I was dragged somewhat reluctantly to see this film by the husband but I'm glad that I went. Based on a novel by Tony Burgess whom I knew slightly from when I was the Fiction Editor of a quirky little lit mag called Blood & Aphorisms which was run into the ground with its staff dispersed by its new avaricious owner/publisher many years ago in the 1990s. He shall remain unnamed as he thrives on any media mention good or bad. But that's another story (or blog) I fear. Listen to Burgess talk about the film here.
On his way to work on a wintery Valentine's Day morning, radio personality Grant Mazzy (Stephen McHattie) finds himself confronted with a strange woman wandering around in the snowstorm trying to communicate something to him. She is obviously distressed but disappears before he can find out what's wrong. As TIFF's Steve Gravestock has so cleverly put it in a description of the film when it premiered at the film festival last September, Mazzy looks and sounds a bit like shock jock Don Imus but one who likes to quotes Norman Mailer and Roland Barthes on air.
Slowly Sydney and Grant are able to piece together that the virus is spread by language, the English language specifically, and hastened by "terms of endearments". Okay, here's where it gets weird ... However, the zombies are not infected by the French language which both Grant and Sydney speak a little of. Which means what? That if we Canadians were truly bilingual we might stave off disaster here in Canada? Is my little brian thinking too hard on this one? My reading of this is strengthened by BBC reports from a twitty British broadcaster on the telephone fed to Grant and Sydney that "French Canadian forces" have landed in Pontypool and are attacking the zombies (this turns out to be true).

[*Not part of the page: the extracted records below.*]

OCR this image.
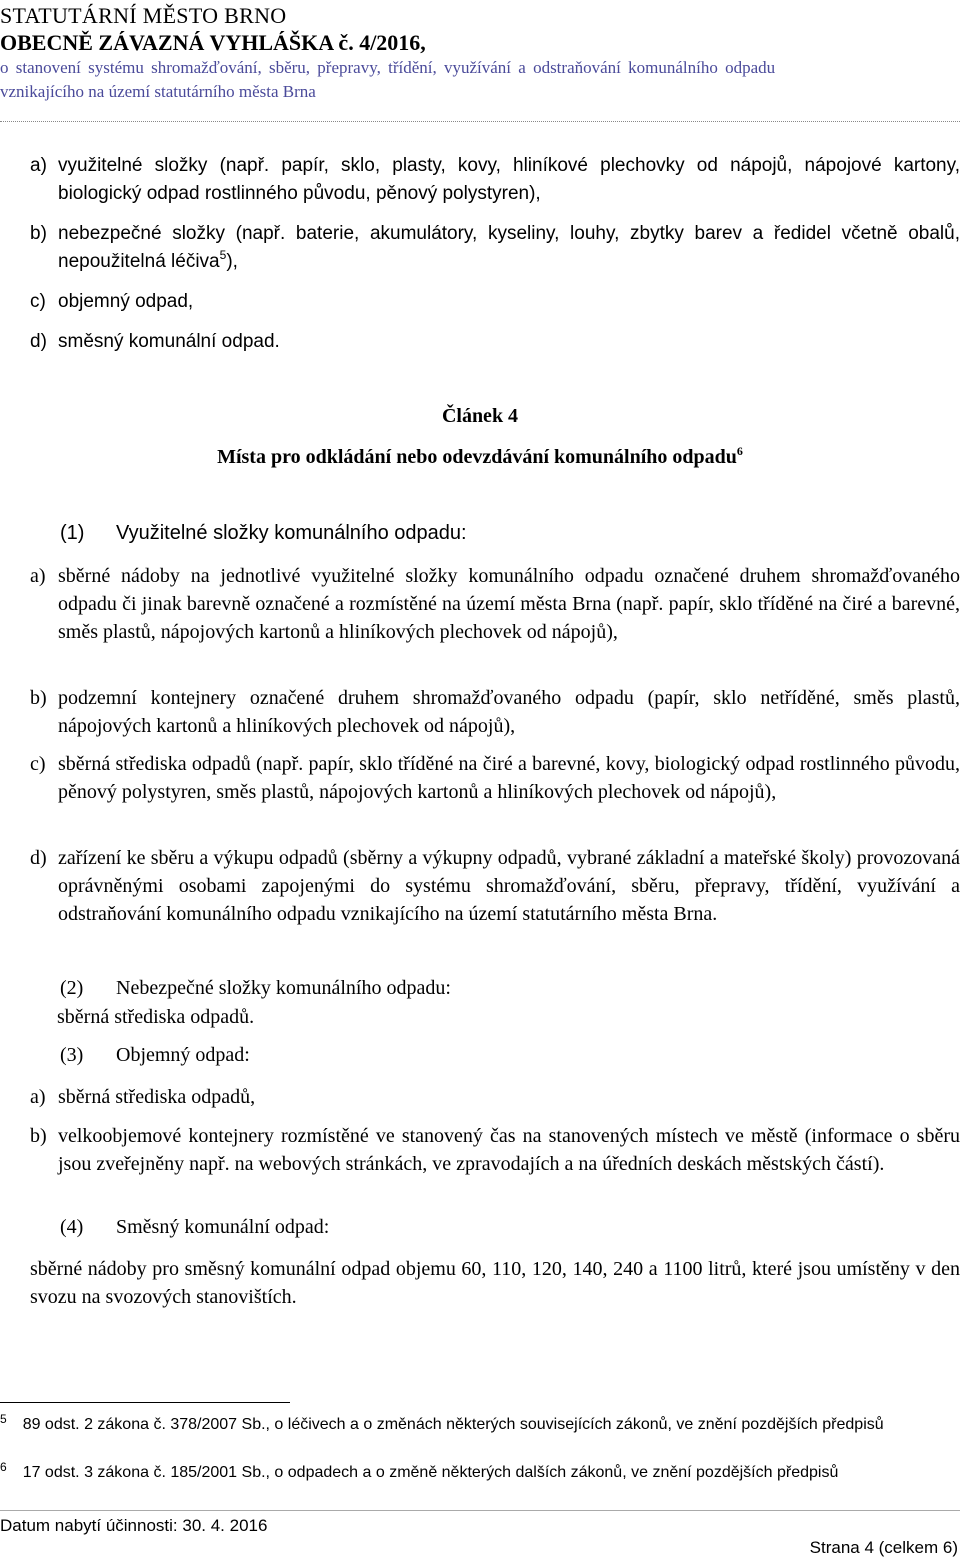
STATUTÁRNÍ MĚSTO BRNO
OBECNĚ ZÁVAZNÁ VYHLÁŠKA č. 4/2016,
o stanovení systému shromažďování, sběru, přepravy, třídění, využívání a odstraňování komunálního odpadu
vznikajícího na území statutárního města Brna
a) využitelné složky (např. papír, sklo, plasty, kovy, hliníkové plechovky od nápojů, nápojové kartony, biologický odpad rostlinného původu, pěnový polystyren),
b) nebezpečné složky (např. baterie, akumulátory, kyseliny, louhy, zbytky barev a ředidel včetně obalů, nepoužitelná léčiva$^5$),
c) objemný odpad,
d) směsný komunální odpad.
Článek 4
Místa pro odkládání nebo odevzdávání komunálního odpadu$^6$
(1) Využitelné složky komunálního odpadu:
a) sběrné nádoby na jednotlivé využitelné složky komunálního odpadu označené druhem shromažďovaného odpadu či jinak barevně označené a rozmístěné na území města Brna (např. papír, sklo tříděné na čiré a barevné, směs plastů, nápojových kartonů a hliníkových plechovek od nápojů),
b) podzemní kontejnery označené druhem shromažďovaného odpadu (papír, sklo netříděné, směs plastů, nápojových kartonů a hliníkových plechovek od nápojů),
c) sběrná střediska odpadů (např. papír, sklo tříděné na čiré a barevné, kovy, biologický odpad rostlinného původu, pěnový polystyren, směs plastů, nápojových kartonů a hliníkových plechovek od nápojů),
d) zařízení ke sběru a výkupu odpadů (sběrny a výkupny odpadů, vybrané základní a mateřské školy) provozovaná oprávněnými osobami zapojenými do systému shromažďování, sběru, přepravy, třídění, využívání a odstraňování komunálního odpadu vznikajícího na území statutárního města Brna.
(2) Nebezpečné složky komunálního odpadu:
sběrná střediska odpadů.
(3) Objemný odpad:
a) sběrná střediska odpadů,
b) velkoobjemové kontejnery rozmístěné ve stanovený čas na stanovených místech ve městě (informace o sběru jsou zveřejněny např. na webových stránkách, ve zpravodajích a na úředních deskách městských částí).
(4) Směsný komunální odpad:
sběrné nádoby pro směsný komunální odpad objemu 60, 110, 120, 140, 240 a 1100 litrů, které jsou umístěny v den svozu na svozových stanovištích.
$^5$ 89 odst. 2 zákona č. 378/2007 Sb., o léčivech a o změnách některých souvisejících zákonů, ve znění pozdějších předpisů
$^6$ 17 odst. 3 zákona č. 185/2001 Sb., o odpadech a o změně některých dalších zákonů, ve znění pozdějších předpisů
Datum nabytí účinnosti: 30. 4. 2016
Strana 4 (celkem 6)
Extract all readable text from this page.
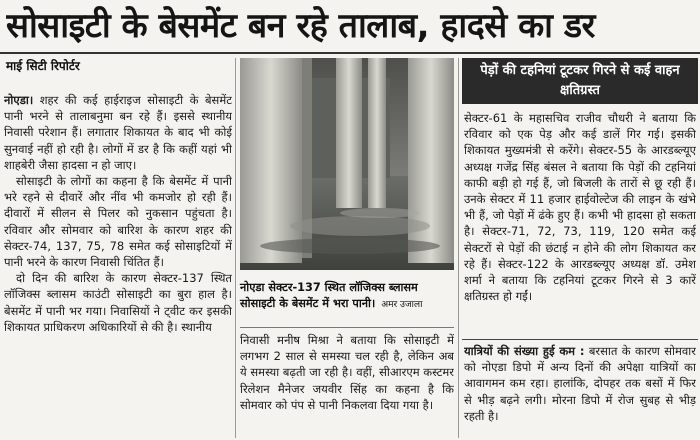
सोसाइटी के बेसमेंट बन रहे तालाब, हादसे का डर
माई सिटी रिपोर्टर

नोएडा। शहर की कई हाईराइज सोसाइटी के बेसमेंट पानी भरने से तालाबनुमा बन रहे हैं। इससे स्थानीय निवासी परेशान हैं। लगातार शिकायत के बाद भी कोई सुनवाई नहीं हो रही है। लोगों में डर है कि कहीं यहां भी शाहबेरी जैसा हादसा न हो जाए।

सोसाइटी के लोगों का कहना है कि बेसमेंट में पानी भरे रहने से दीवारें और नींव भी कमजोर हो रही हैं। दीवारों में सीलन से पिलर को नुकसान पहुंचता है। रविवार और सोमवार को बारिश के कारण शहर की सेक्टर-74, 137, 75, 78 समेत कई सोसाइटियों में पानी भरने के कारण निवासी चिंतित हैं।

दो दिन की बारिश के कारण सेक्टर-137 स्थित लॉजिक्स ब्लासम काउंटी सोसाइटी का बुरा हाल है। बेसमेंट में पानी भर गया। निवासियों ने ट्वीट कर इसकी शिकायत प्राधिकरण अधिकारियों से की है। स्थानीय

नोएडा सेक्टर-137 स्थित लॉजिक्स ब्लासम सोसाइटी के बेसमेंट में भरा पानी। अमर उजाला

निवासी मनीष मिश्रा ने बताया कि सोसाइटी में लगभग 2 साल से समस्या चल रही है, लेकिन अब ये समस्या बढ़ती जा रही है। वहीं, सीआरएम कस्टमर रिलेशन मैनेजर जयवीर सिंह का कहना है कि सोमवार को पंप से पानी निकलवा दिया गया है।

पेड़ों की टहनियां टूटकर गिरने से कई वाहन क्षतिग्रस्त

सेक्टर-61 के महासचिव राजीव चौधरी ने बताया कि रविवार को एक पेड़ और कई डालें गिर गई। इसकी शिकायत मुख्यमंत्री से करेंगे। सेक्टर-55 के आरडब्ल्यूए अध्यक्ष गजेंद्र सिंह बंसल ने बताया कि पेड़ों की टहनियां काफी बड़ी हो गई हैं, जो बिजली के तारों से छू रही हैं। उनके सेक्टर में 11 हजार हाईवोल्टेज की लाइन के खंभे भी हैं, जो पेड़ों में ढंके हुए हैं। कभी भी हादसा हो सकता है। सेक्टर-71, 72, 73, 119, 120 समेत कई सेक्टरों से पेड़ों की छंटाई न होने की लोग शिकायत कर रहे हैं। सेक्टर-122 के आरडब्ल्यूए अध्यक्ष डॉ. उमेश शर्मा ने बताया कि टहनियां टूटकर गिरने से 3 कारें क्षतिग्रस्त हो गईं।

यात्रियों की संख्या हुई कम : बरसात के कारण सोमवार को नोएडा डिपो में अन्य दिनों की अपेक्षा यात्रियों का आवागमन कम रहा। हालांकि, दोपहर तक बसों में फिर से भीड़ बढ़ने लगी। मोरना डिपो में रोज सुबह से भीड़ रहती है।
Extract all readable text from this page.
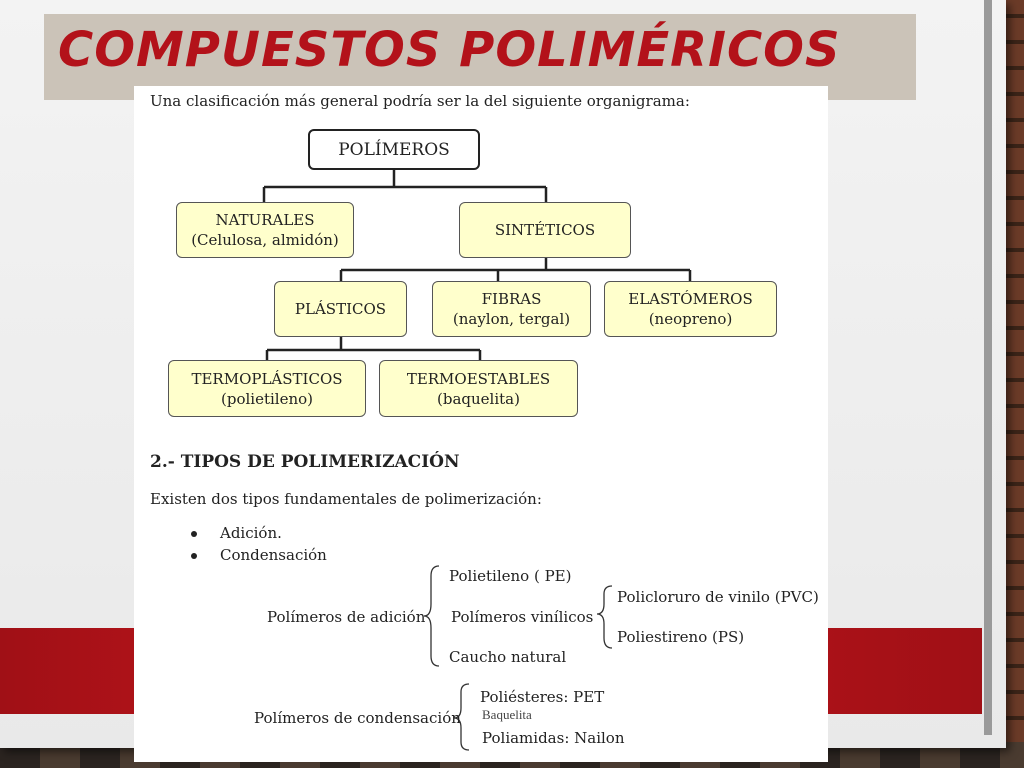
COMPUESTOS POLIMÉRICOS
Una clasificación más general podría ser la del siguiente organigrama:
POLÍMEROS
NATURALES
(Celulosa, almidón)
SINTÉTICOS
PLÁSTICOS
FIBRAS
(naylon, tergal)
ELASTÓMEROS
(neopreno)
TERMOPLÁSTICOS
(polietileno)
TERMOESTABLES
(baquelita)
2.- TIPOS DE POLIMERIZACIÓN
Existen dos tipos fundamentales de polimerización:
Adición.
Condensación
Polímeros de adición
Polietileno ( PE)
Polímeros vinílicos
Caucho natural
Policloruro de vinilo (PVC)
Poliestireno (PS)
Polímeros de condensación
Poliésteres: PET
Baquelita
Poliamidas: Nailon
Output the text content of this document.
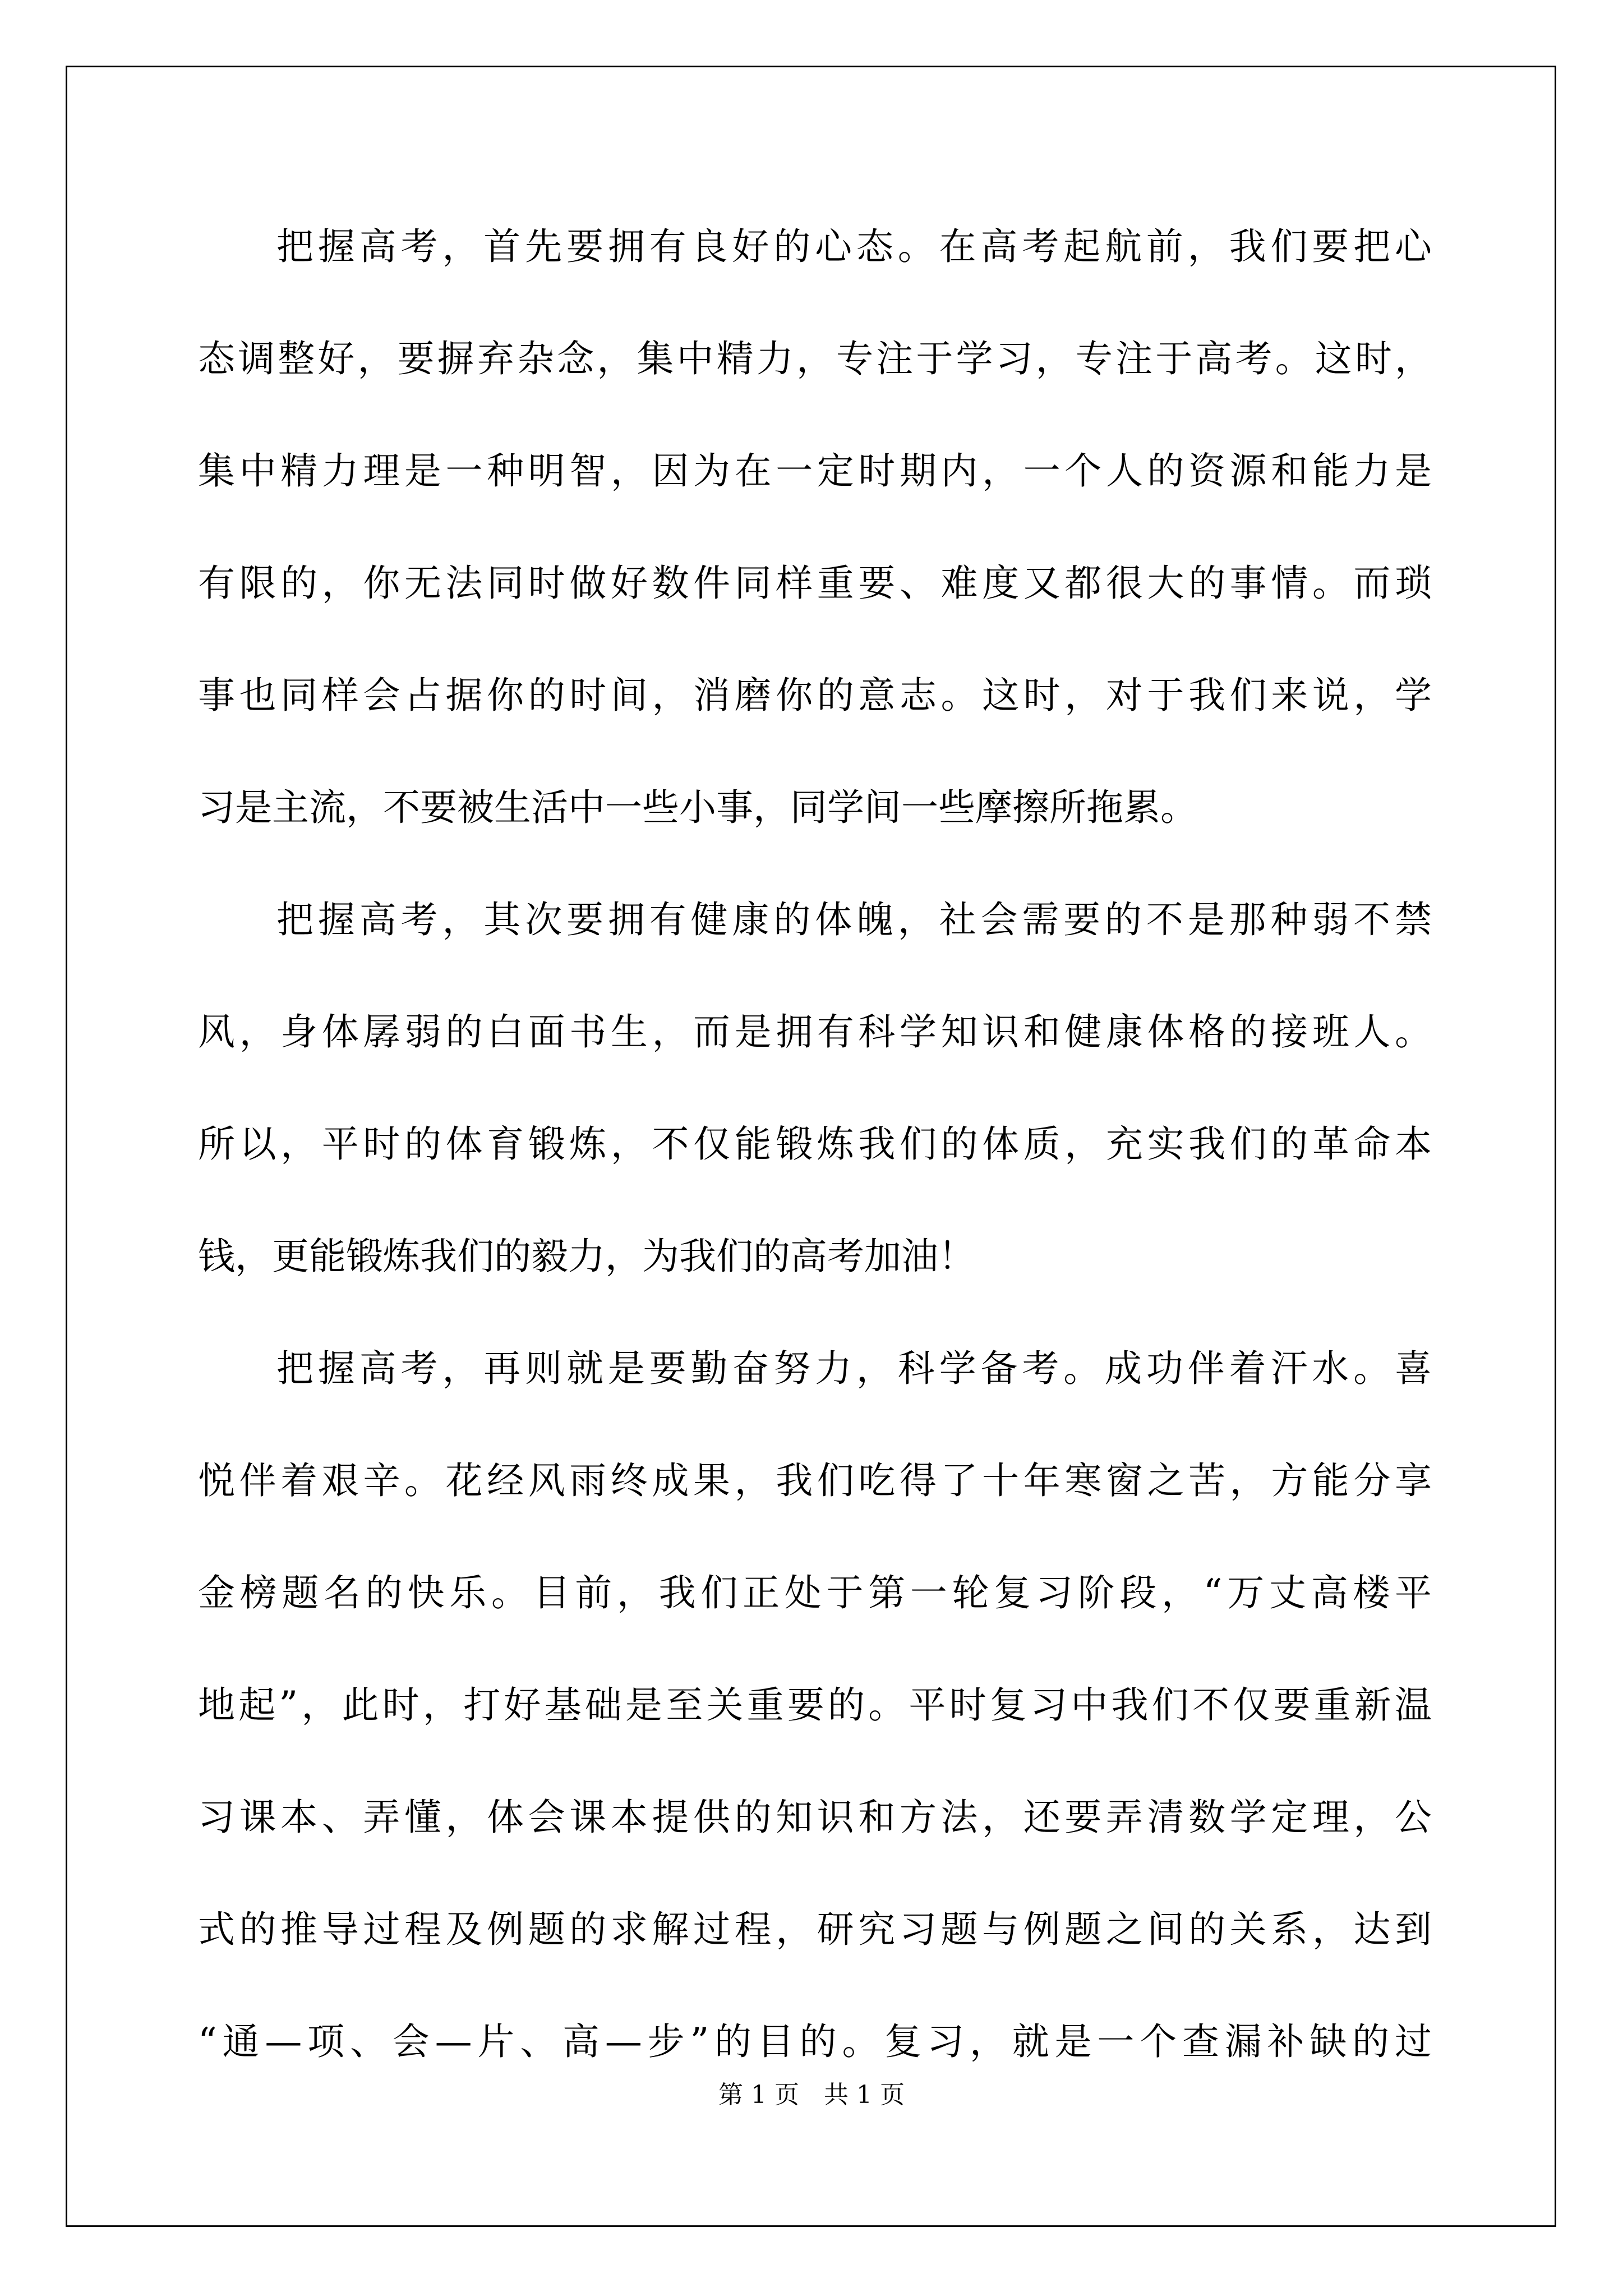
把握高考，首先要拥有良好的心态。在高考起航前，我们要把心
态调整好，要摒弃杂念，集中精力，专注于学习，专注于高考。这时，
集中精力理是一种明智，因为在一定时期内，一个人的资源和能力是
有限的，你无法同时做好数件同样重要、难度又都很大的事情。而琐
事也同样会占据你的时间，消磨你的意志。这时，对于我们来说，学
习是主流，不要被生活中一些小事，同学间一些摩擦所拖累。
把握高考，其次要拥有健康的体魄，社会需要的不是那种弱不禁
风，身体孱弱的白面书生，而是拥有科学知识和健康体格的接班人。
所以，平时的体育锻炼，不仅能锻炼我们的体质，充实我们的革命本
钱，更能锻炼我们的毅力，为我们的高考加油！
把握高考，再则就是要勤奋努力，科学备考。成功伴着汗水。喜
悦伴着艰辛。花经风雨终成果，我们吃得了十年寒窗之苦，方能分享
金榜题名的快乐。目前，我们正处于第一轮复习阶段，“万丈高楼平
地起”，此时，打好基础是至关重要的。平时复习中我们不仅要重新温
习课本、弄懂，体会课本提供的知识和方法，还要弄清数学定理，公
式的推导过程及例题的求解过程，研究习题与例题之间的关系，达到
“通—项、会—片、高—步”的目的。复习，就是一个查漏补缺的过
第 1 页　共 1 页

Much of the horror is off screen and frighteningly effective as the zombies attack the radio station and try to get in: we sometimes see only bits of these creatures, sometimes through a blood smeared glass or hear the devastation through a phone call to the station listened to by the horrified Grant, Sydney and Laurel Ann (Georgina Reilly), the station's technician. Good thing too ... I don't know how much more I could have taken if it was more graphic. As it was I was reduced to covering my eyes during particularly frightening segments ... gulp!
A wonderful, bizarre film. Regrettably only showing in two cinemas in the GTA. Get'im while they're hot folks.